Job interviews are the latest thing moving towards a more casual feel. Gone are the days of a structured, awkward interview in a conference room with the management team. The traditional formal interview makes everyone nervous and don’t really work well. Candidates are stiff and guarded in their responses, while dressed up interviewers don’t give a true perspective on what it’s like to work there.

Today’s job interviews tend to be more of a low-key, informal conversation between colleagues. But that doesn’t mean you’re not assessing each other, you’re just doing it in a different way. You need to figure out if candidates are a good fit for you and they want legitimate insight into your company culture.

An informal chat can work best for both sides, putting candidates at ease and making it easier to get to know each other. To power up your hiring process, keep your interviews casual and unstructured with these tips.

Why Casual Chats Work Better

A formal interview just makes everyone nervous and doesn’t give candidates a real view into your company culture. After all, everyone’s on their best behavior during them, even the interviewers. And a bad experience makes it harder to hire good candidates.

A relaxed, casual chat is the perfect way to put candidates at ease so they’re able to be themselves. Even calling it a “chat” instead of “interview” may make all the difference for some people.

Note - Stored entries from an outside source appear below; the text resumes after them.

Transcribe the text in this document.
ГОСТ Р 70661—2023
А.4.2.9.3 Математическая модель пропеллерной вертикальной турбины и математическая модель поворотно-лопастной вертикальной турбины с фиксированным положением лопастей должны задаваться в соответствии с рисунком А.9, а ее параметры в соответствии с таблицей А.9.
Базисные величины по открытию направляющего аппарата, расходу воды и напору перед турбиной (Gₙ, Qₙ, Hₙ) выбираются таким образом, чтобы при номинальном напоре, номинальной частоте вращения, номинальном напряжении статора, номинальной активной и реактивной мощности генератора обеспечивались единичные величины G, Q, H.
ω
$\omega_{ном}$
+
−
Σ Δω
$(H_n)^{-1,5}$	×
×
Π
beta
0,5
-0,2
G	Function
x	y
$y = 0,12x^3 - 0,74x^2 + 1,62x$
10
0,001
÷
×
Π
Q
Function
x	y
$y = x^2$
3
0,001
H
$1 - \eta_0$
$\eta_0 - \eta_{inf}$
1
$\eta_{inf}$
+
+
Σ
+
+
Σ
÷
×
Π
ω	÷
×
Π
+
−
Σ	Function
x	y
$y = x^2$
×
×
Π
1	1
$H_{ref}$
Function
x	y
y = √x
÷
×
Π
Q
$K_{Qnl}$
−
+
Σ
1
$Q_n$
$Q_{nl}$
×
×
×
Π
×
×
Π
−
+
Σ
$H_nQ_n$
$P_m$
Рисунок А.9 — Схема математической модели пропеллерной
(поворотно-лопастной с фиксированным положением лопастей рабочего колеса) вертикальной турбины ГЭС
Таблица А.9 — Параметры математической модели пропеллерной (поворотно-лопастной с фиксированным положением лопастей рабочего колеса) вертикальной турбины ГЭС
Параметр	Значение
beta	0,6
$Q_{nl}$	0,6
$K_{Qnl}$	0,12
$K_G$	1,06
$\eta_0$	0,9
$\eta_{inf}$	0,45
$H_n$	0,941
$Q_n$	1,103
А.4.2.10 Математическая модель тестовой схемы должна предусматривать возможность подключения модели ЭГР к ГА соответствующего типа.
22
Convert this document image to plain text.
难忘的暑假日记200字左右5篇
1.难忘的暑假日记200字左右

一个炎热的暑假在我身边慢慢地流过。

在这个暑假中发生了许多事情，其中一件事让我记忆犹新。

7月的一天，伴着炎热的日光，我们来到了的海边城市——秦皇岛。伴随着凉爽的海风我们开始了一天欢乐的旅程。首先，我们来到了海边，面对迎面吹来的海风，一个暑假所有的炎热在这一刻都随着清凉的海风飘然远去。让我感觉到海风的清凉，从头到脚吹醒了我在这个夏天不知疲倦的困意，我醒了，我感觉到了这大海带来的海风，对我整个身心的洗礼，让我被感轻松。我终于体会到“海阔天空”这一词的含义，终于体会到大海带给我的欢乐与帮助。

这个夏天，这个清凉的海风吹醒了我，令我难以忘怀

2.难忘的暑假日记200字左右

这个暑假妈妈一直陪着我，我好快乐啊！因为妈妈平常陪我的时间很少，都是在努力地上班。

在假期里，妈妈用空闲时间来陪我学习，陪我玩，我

It removes the pressure and awkwardness they feel during interviews and gives them the freedom and confidence to speak without reservations.

Here are some tips you can use to keep your job interviews casual and unstructured.

1. Include Team Members

A few decades ago, candidates would typically interview with upper management for any position. They rarely spoke to the people they’d be working with daily until the first day on the job. Stocking an interview with management types gives the impression that your company doesn’t value all employees’ opinions. It can intimidate the candidate and excludes the candidate’s potential colleagues from the discussion. While the ultimate decision to hire resides with management, they should listen to input from the team too, which they can’t do if they don’t see the candidate.

2. Improve Your Employee Experience

The employee experience is becoming a bigger factor for candidates today. The latest LinkedIn Talent Trends Report found that 77% of companies are focusing on employee experience to increase retention and that 29% of them are using it to attract more candidates. And the employee experience starts before they become employees.

In your casual chat with candidates, encourage a free-flowing discussion that doesn’t need to follow a script or formal route. This is a time for you to get to know candidates, but also where they learn the most about you too. They’re interviewing you as well, so show off your company in the best light.

3. Relax the Dress Code

There’s nothing like showing up to a job interview in a suit and the interviewers are wearing jeans and t-shirts. If your company has a casual dress code, tell candidates before they come in. Not only that, but remind the interviewers that they should dress as normal too and that there’s no need for formal wear.

That also includes the location of the chat. Skip the formal boardroom or your biggest conference room and go somewhere else to chat. Everyone will be more at ease and the discussion will go more smoothly.

4. Discover More Soft Skills

Successful candidates are creative, adaptable, and collaborative, but you might not discover that if you’re only judging them on their resumes. Given the pace of evolution of automation and artificial intelligence, you can’t hire candidates based on their hard skills anymore. Research firm McKinsey predicts that demand for creativity will rise sharply by 2030, while LinkedIn’s Talent Trends Report notes that 80% of business leaders are already starting to place higher value on soft skills.

A casual chat with a candidate can reveal those soft skills as you talk and give you a better glimpse of the candidate as a person. A formal interview tends to lead candidates to talk about their resume highlights and not tell the stories behind them. You’ll never learn how they succeeded, what obstacles they overcame, or how they applied the hard skills to reach their objectives.

The casual environment will help candidates speak more freely and tell stories of their experiences. Interviewers will be more likely to encourage these stories and dig deeper during a casual chat, helping both sides gain a better understanding of each other.

A casual chat or interview is still a job interview, don’t forget. Instead of restricting it to a rigid set of rules, location, and dress code, let loose. Make the atmosphere more conversational and encourage both interviewers and candidates to chat freely and let the conversation guide the topics covered. Your company will showcase your culture more readily, keep the stress levels down for everyone, and discover more about your candidates than what’s on their resumes.